CVE-2024-42514 is a vulnerability identified in the legacy chat component of Mitel MiContact Center Business versions through 10.1.0.4. The root cause is inadequate access control checks (CWE-284), which allow an unauthenticated attacker to conduct unauthorized access attacks. Specifically, the vulnerability enables attackers to bypass authentication mechanisms and interact with the chat system during an active session, provided that the victim performs some user interaction (e.g., clicking a crafted link or message). The attacker can then access sensitive information exchanged in the chat and send unauthorized messages, potentially misleading users or exfiltrating confidential data. The CVSS v3.1 base score is 8.1 (high), reflecting network attack vector (AV:N), low attack complexity (AC:L), no privileges required (PR:N), but requiring user interaction (UI:R). The impact affects confidentiality and integrity but not availability. No patches or known exploits are currently publicly available, indicating the vulnerability is newly disclosed. The Mitel MiContact Center Business is widely used in enterprise contact centers for customer engagement, making this vulnerability significant for organizations relying on this platform for secure communications.

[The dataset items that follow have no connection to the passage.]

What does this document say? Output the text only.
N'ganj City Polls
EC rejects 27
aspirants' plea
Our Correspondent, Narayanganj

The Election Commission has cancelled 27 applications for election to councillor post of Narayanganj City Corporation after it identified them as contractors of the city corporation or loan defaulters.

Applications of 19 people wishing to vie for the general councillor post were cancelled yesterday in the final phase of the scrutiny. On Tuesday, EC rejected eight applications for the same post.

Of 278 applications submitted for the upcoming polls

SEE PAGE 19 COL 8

The vulnerability poses a significant risk to organizations using Mitel MiContact Center Business, particularly those relying on the legacy chat component for customer interactions. Exploitation can lead to unauthorized disclosure of sensitive customer or internal information, undermining confidentiality. Attackers can also send unauthorized messages, potentially causing misinformation, fraud, or reputational damage. Since the attack requires no authentication and can be initiated remotely over the network, the attack surface is broad. The need for user interaction somewhat limits automated exploitation but does not eliminate risk, especially in social engineering scenarios. The integrity of communications is compromised, which can disrupt trust in customer service operations. While availability is not directly impacted, the indirect effects on operational reliability and compliance with data protection regulations can be severe. Organizations may face regulatory penalties, customer loss, and financial damage if exploited.

Organizations should immediately assess their use of Mitel MiContact Center Business, focusing on versions up to 10.1.0.4 that include the legacy chat component. Since no official patches are currently listed, mitigation should include disabling or restricting access to the legacy chat feature if feasible. Network segmentation and firewall rules should limit external access to the chat system to trusted internal networks only. Implement strict monitoring and alerting for unusual chat activity or unauthorized message patterns. Educate users about the risk of interacting with unsolicited or suspicious chat messages to reduce the likelihood of successful user interaction exploitation. Engage with Mitel support for updates or patches and apply them promptly once available. Additionally, conduct regular security assessments and penetration tests focused on contact center components to identify and remediate access control weaknesses. Employ multi-factor authentication and session management improvements where possible to further reduce risk.